(EnviroNews Nature) — One in three North American bird species are of “high concern” to conservationists with an additional 50 percent struggling badly, according to the North American Bird Conservation Initiative (NABCI).
The group’s annual report The State of North America’s Birds 2016 makes for grim reading by suggesting a mere 14 percent of bird species in the USA, Canada and Mexico are doing well.
Sea birds are the biggest losers according to the study, which covers 1,154 species and contains contributions from over 40 conservation groups. More than half of the continent’s 54 sea species are “in crisis” with bird numbers declining by more than 70 percent since the 1950s.
The research concludes that already-small sea populations are “severely threatened” by invasive predators on nesting islands as well as “accidental bycatch” by commercial fishing vessels. Pollution and climate change are also cited as contributory factors.
Sadly, tropical and sub-tropical birds are not faring much better. 56 percent of North America’s 478 tropical species are now on NABCI’s ‘watch list,’ meaning they are “at risk of extinction without significant action.” The resplendent quetzal is now registered as ‘endangered’ by Mexican authorities along with scores of birds that depend on mountain cloud forests. Deforestation is the biggest killer in this part of the world with NABCI estimating up to 70% of Mexico’s tropical forest has been lost since the 1970s.

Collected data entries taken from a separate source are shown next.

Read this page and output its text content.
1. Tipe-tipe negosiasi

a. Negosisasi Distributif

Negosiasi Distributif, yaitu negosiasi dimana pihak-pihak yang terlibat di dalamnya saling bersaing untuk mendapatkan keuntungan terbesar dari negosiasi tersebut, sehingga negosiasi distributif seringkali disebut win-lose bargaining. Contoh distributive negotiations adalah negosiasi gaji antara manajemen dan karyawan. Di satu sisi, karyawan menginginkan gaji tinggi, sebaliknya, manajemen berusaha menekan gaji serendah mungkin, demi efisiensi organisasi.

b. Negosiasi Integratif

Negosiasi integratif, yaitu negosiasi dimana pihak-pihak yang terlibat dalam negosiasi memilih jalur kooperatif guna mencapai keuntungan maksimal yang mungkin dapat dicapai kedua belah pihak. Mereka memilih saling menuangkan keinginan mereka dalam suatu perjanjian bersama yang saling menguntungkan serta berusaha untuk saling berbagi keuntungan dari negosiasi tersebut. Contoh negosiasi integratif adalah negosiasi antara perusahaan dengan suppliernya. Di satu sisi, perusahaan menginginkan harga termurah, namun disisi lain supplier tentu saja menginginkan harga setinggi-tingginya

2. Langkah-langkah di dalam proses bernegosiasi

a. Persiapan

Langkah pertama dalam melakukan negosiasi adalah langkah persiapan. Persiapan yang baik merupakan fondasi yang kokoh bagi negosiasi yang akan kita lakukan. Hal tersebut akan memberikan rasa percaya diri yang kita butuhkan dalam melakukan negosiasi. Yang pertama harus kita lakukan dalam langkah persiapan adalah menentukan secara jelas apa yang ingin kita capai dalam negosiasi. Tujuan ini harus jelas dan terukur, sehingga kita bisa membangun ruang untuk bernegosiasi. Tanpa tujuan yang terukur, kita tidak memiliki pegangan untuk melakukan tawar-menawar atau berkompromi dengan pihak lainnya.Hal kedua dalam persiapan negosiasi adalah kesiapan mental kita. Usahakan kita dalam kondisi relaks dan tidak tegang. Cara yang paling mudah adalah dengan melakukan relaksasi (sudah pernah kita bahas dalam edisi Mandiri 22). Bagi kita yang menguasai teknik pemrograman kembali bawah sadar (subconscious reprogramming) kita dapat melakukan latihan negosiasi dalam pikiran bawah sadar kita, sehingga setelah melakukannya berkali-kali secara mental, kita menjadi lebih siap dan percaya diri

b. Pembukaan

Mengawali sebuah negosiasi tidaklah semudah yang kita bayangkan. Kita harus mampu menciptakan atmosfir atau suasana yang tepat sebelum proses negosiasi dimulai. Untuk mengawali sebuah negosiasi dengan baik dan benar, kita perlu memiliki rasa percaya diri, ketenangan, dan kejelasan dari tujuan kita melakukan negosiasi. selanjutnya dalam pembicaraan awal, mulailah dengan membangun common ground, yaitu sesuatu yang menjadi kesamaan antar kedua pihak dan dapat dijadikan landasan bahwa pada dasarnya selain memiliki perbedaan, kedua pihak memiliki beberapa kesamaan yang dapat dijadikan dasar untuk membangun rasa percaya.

But it’s not all doom and gloom. While coastal, grassland and arid-land birds are in “steep decline”, feathered-friends who depend on wetland areas are holding much better. In comparison, only 19 percent of waterfowl is considered to be of “high concern” with the vast majority listed as being of “moderate concern” by NABCI. Ironically, species such as the blue-winged teal could well be benefiting from the $7 million worth of donations towards habit conservation from – yes you’ve guessed it – duck hunters.
There is more good news for species like the magnolia warbler, which makes its home in one of nine habitat groups listed in the analysis – boreal forestland. This type of terrain tops the report’s habitat league table with more North American birds living there than in the other eight. In fact up to 5 billion birds flock to boreal forestlands in the breeding season. Thankfully, with more than 80 percent of these ecosystems deemed “functionally intact”, things are looking positive for the avian creatures harboring there.
Unsurprisingly, birds categorized as “generalists” are also coping quite well. As the name would suggest, the 65 species comprising this category can adapt to different types of habitats and are therefore less susceptible to disturbance. Various species of geese fit this group, as well as non-migrating birds, such as the American robin.
But a report such as this is not merely designed to shock and depress. NABCI is quick to point out that such research offers a treasure trove of information designed to allow conservationists, and the public at large, an opportunity to learn from humanity’s mistakes.
The analysis concludes, much can be done by citizens, birdwatchers and consumers alike, and urges citizens to elect representatives who are committed to protecting habitat and promoting sustainable products and services. Furthermore, it pleads with birders to submit detailed logs of bird numbers, dates and locations as they go about their hobby. Finally, it implores consumers to think carefully about what they buy on their grocery trips, giving special mentions to coffee and fish that are labeled ‘sustainable’.